When the UWCL format was altered in 2021 to create a group stage, DAZN picked up the broadcast rights on a 4-year deal. DAZN planned to stream all matches for free on YouTube for the first two years, then split their matches between YouTube and their own paywalled DAZN site for the remaining two years, hoping that by then, fans watching their content would be happy to start paying for the privilege of watching UWCL football.
Unfortunately for DAZN, the fans weren’t happy. With the extortionate amounts of money Sky, TNT & Amazon already charge their customers to watch football on their platforms, seeing DAZN trying to also profit off fans wanting to watch their team play made them appear like yet another greedy sports broadcaster. The warning signs were there when DAZN launched their Liga F coverage, and the fury fans exhibited when they realised it wasn’t going to be free to air.
It wasn’t helped that, in their eyes, the quality of the product DAZN were providing did not warrant the subscription they were asking for. Like with the FA Player, broadcasting the games for free meant having to resort to cheaper production values, like the lack of any studio broadcast, or poor quality of commentary. Of course, DAZN charging fans would allow them to invest the money back into the broadcast and improve its quality, but having enjoyed 2 years of free football, fans were unwilling to start coughing up to continue watching. Eventually, on January 17th, DAZN relented and removed the paywall on their UWCL coverage, under the banner of a ‘New Deal’.

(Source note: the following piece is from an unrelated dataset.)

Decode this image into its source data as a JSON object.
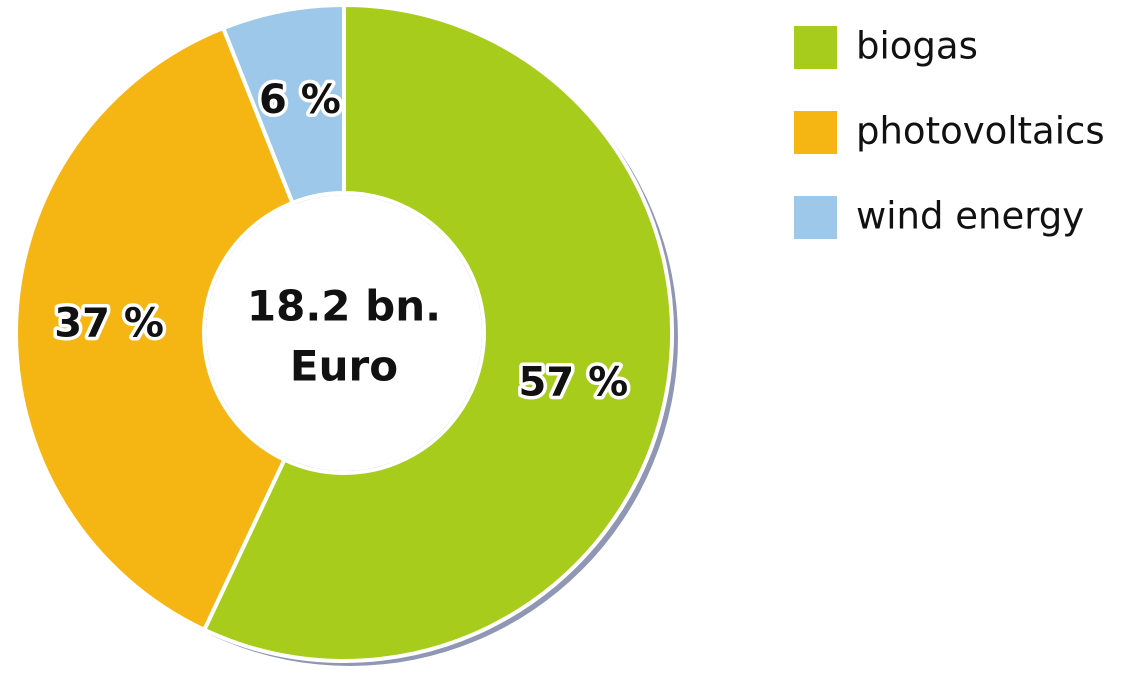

DAZN’s struggle to convert interest into money is a problem not unique to them and continues to hold the sport back as a whole. Football broadcasting can generate huge revenues, one only needs to look at how Sky and the Premier League working intertwined helped move them front and centre of football on TV and created the money-making behemoth that exists today. To be able to do that for the Women’s Game too is a powerful aspiration, but unless someone is willing to pay for it, the revenue streams will never kick into gear.
Sky and the Premier League have shown that if the quality off the pitch matches what is on it, then fans will pay to watch the game. Plus, the revenue generated didn’t just fill their coffers, it helped grow the league, improve stadiums, fund academies and raise attendances. Revenue that the Women’s Football pyramid now badly needs, with clubs having to run on losses, rely on their men’s team to balance their books, or in some cases, like Notts County and Reading, fold altogether. The WPLL needs to find that same calibre of broadcast partner, and there are enough suitable candidates out there already working in the women’s game to make it a reality.
The need to determine how Women’s football should be broadcast, and who should pay for it, is a ticking time bomb that has been consistently delayed, rather than resolved.
On 11th April, it was announced that the current TV rights deal, with Sky Sports and the BBC, would be extended for a further year up to the end of 2024-25 season. The continuation of the status quo allowed the FA to abandon all responsibility for the future of WSL coverage, leaving it firmly in the WPLL’s lap before they bailed out of the window. Now it is their responsibility, and they only have a few months to table a resolution to determine the long-term future of Women’s Football on our TV screens. And there is a lot that needs resolving. The League Cup remains a competition of untapped potential. The FA Cup is badly under covered. Only half the WSL games per week make it to TV for money.
The WPLL is sitting on a mountain of fixtures that the world wants to watch. Finding a way to fulfil that demand, convert that interest into profit, and break the infinite yoke of free-cast, is the quandary the WPLL must solve to sustain its existence.